Leave Your Emotions with Your Shoes
Easier said than done, I know. Martial arts do a good job of forcing us to be in the moment while training. It’s hard to actively think about a work meeting while also executing a Kimura or remembering your kick combinations. However, your mood can stick with you even if you aren’t thinking about your stressors. Before entering the training floor, try one or two quick mindfulness exercises. I do these every evening, but you may want to only want to do them when you have a stressful day before coming to class.
Grounding practices can bring you to the present moment. Find something in the room and really look at it. I mean really. Describe the object in your head as if you were describing it to an alien who had never seen such a thing.

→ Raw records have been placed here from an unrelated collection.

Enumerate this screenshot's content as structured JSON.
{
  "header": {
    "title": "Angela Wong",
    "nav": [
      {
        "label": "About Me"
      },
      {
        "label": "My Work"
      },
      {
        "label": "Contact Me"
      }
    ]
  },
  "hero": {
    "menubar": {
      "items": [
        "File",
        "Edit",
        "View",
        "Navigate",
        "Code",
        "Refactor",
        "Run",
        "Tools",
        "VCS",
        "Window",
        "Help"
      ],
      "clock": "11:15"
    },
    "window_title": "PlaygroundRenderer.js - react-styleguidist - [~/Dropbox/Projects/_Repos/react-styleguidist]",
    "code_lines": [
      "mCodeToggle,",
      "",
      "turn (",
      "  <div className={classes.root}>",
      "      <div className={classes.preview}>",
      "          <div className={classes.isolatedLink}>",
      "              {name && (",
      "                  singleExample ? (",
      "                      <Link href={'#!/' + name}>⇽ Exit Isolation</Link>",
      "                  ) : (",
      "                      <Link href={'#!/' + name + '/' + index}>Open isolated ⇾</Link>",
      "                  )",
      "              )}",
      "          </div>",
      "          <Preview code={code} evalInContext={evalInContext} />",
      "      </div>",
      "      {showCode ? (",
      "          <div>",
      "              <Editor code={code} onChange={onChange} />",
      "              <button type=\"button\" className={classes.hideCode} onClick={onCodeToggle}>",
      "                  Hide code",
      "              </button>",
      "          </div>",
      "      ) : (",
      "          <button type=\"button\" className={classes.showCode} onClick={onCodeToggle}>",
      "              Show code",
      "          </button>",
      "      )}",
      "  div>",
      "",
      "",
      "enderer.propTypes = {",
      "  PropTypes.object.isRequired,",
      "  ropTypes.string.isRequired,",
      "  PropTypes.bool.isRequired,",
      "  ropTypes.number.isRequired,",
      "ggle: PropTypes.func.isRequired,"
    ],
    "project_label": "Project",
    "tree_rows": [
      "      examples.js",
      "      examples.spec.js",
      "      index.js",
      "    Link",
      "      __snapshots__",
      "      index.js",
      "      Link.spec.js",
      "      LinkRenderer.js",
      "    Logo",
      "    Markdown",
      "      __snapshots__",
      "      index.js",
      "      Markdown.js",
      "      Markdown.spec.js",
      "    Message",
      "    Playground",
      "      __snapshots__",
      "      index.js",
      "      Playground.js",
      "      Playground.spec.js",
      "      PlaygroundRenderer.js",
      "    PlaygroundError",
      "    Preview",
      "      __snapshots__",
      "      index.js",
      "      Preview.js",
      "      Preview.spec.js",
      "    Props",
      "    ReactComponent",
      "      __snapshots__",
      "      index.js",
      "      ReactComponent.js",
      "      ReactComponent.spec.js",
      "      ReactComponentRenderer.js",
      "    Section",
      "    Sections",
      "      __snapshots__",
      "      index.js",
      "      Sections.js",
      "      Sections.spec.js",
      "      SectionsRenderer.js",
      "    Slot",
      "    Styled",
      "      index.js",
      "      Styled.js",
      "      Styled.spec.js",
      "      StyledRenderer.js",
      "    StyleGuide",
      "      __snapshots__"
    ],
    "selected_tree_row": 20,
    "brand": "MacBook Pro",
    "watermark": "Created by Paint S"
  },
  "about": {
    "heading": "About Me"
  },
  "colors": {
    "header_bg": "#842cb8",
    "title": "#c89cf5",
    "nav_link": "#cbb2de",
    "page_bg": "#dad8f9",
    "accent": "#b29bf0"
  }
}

Mindful breathing exercises are calming and have many benefits. Try taking ten mindful breaths. Deep, full, and slow breaths. In through your nose and out through your mouth.
Take a moment to enjoy nature. On your way to your car, or on your way to the gym, stop and look around. Take note or the sky, trees, grass, anything out in nature that you see.

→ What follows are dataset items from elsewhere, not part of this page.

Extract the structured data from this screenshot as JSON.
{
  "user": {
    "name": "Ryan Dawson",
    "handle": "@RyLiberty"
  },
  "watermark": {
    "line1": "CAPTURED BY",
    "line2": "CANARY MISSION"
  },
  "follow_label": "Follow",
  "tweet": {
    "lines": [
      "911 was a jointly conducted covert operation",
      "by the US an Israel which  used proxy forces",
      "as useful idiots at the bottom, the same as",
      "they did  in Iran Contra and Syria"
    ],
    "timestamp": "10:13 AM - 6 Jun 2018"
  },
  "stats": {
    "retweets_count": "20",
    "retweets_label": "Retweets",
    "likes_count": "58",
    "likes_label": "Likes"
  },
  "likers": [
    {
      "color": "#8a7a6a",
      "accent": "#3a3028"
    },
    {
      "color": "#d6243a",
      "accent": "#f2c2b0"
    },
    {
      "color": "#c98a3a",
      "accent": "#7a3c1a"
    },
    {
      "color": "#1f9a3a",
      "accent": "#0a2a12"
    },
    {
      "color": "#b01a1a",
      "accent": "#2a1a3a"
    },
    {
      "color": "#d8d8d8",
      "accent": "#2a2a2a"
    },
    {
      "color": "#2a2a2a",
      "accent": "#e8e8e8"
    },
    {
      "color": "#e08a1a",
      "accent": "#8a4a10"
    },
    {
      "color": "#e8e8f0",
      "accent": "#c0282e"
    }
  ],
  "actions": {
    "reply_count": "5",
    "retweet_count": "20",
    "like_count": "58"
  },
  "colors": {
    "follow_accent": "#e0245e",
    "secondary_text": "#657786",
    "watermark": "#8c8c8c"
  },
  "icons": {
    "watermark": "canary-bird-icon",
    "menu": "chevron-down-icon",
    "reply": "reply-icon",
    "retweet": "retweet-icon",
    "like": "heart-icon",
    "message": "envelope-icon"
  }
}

These are just a few mindfulness grounding exercises that you can do before coming to class. This will put you in the right state of mind to better be able to handle all the trials and tribulations that are going to be coming your way once coach starts up that class.

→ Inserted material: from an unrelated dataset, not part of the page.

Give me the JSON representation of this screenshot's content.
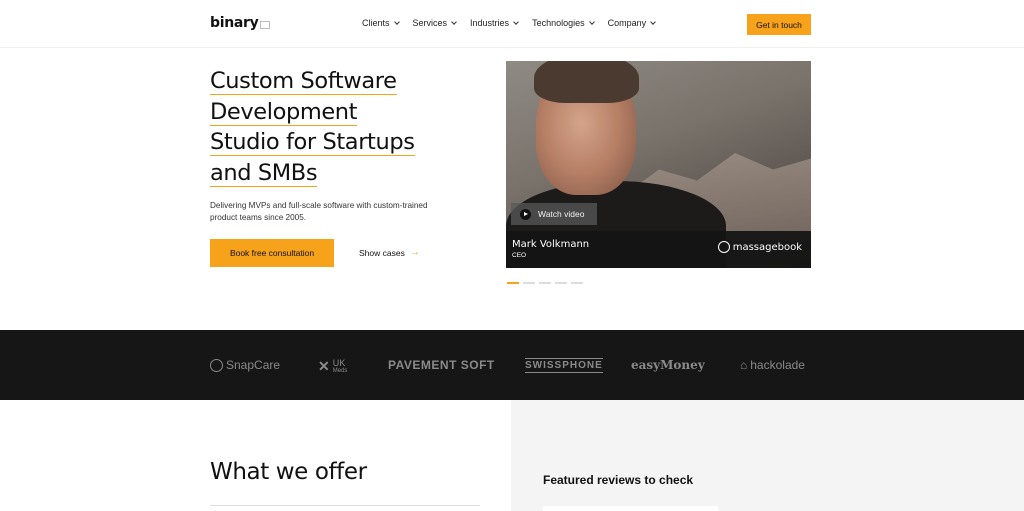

Once You’re in the Training Hall and Feeling the Pressure
So class starts, maybe you’re drilling or maybe you’re doing live rolling. You’re starting to feel all kinds of things. Maybe your partner is going way too fast and it’s freaking you out a bit. Or maybe you just got kicked in the face pretty hard trying to do a standing guard pass. Or maybe you got really close to nailing that technique, but your partner managed to get away. Whatever the reason, you’re starting to get pissed off. Now what?
Communication is Key
Generally, I don’t think we communicate with our training partners enough or effectively. I’m not sure why this is, though I have some ideas. I think part of the reason is because we try so hard to be a good training partner, that we don’t communicate when our own needs aren’t being met. If your partner is going too fast for you, you should say something. That doesn’t mean that he or she will have to slow down, and that isn’t necessarily a bad thing. Sometimes moves need to be done fast, and perhaps you’ll learn that you need to speed up. In other words, you may not always be right But who cares? Because you just learned something. As long as your request is clear, concise, and respectful, there really is no reason to not express what is going on. If your partner, for example, is going too fast and elbows you across the face, you have every right to say something. Doing so will also teach your partner to be a better training partner for others.
Getting Angry at Coach
Don’t be fooled, I’ve had plenty of angry moments with coaches and Sensei. The biggest one actually resulted in the training hall you see before you. How does one handle things when you feel anger and frustration towards your instructor?
Remember, your coach actually does have your best interest at heart. He wants you to succeed. However, not every coach is going to be an expert teacher. Martial arts instructors do not get teaching degrees, most do not even have a ton of experience teaching people. When I was first given my black belt, I was expected to start teaching classes literally The next day. There was no training or instruction on how to do so. I honestly just figured it out by trial and error, and looking back I do feel bad for all those errors.
So first have some patience with your coach, and don’t take any of it personally. Your coach’s job is to get you to your next level, and they will most likely do that the same way their coach did it to them. That being said, if they did or said something that truly affected you or offended you, that should be brought to the attention of either the coach themselves or the owners of the Academy. Sometimes it ends up just being a misunderstanding, I’ve had that happen before with my coaches. Other times, the coach needs to be given some instruction and guidance on how to better work with students.
Emotions will come up during training, but it is our job as martial artists to keep them in check.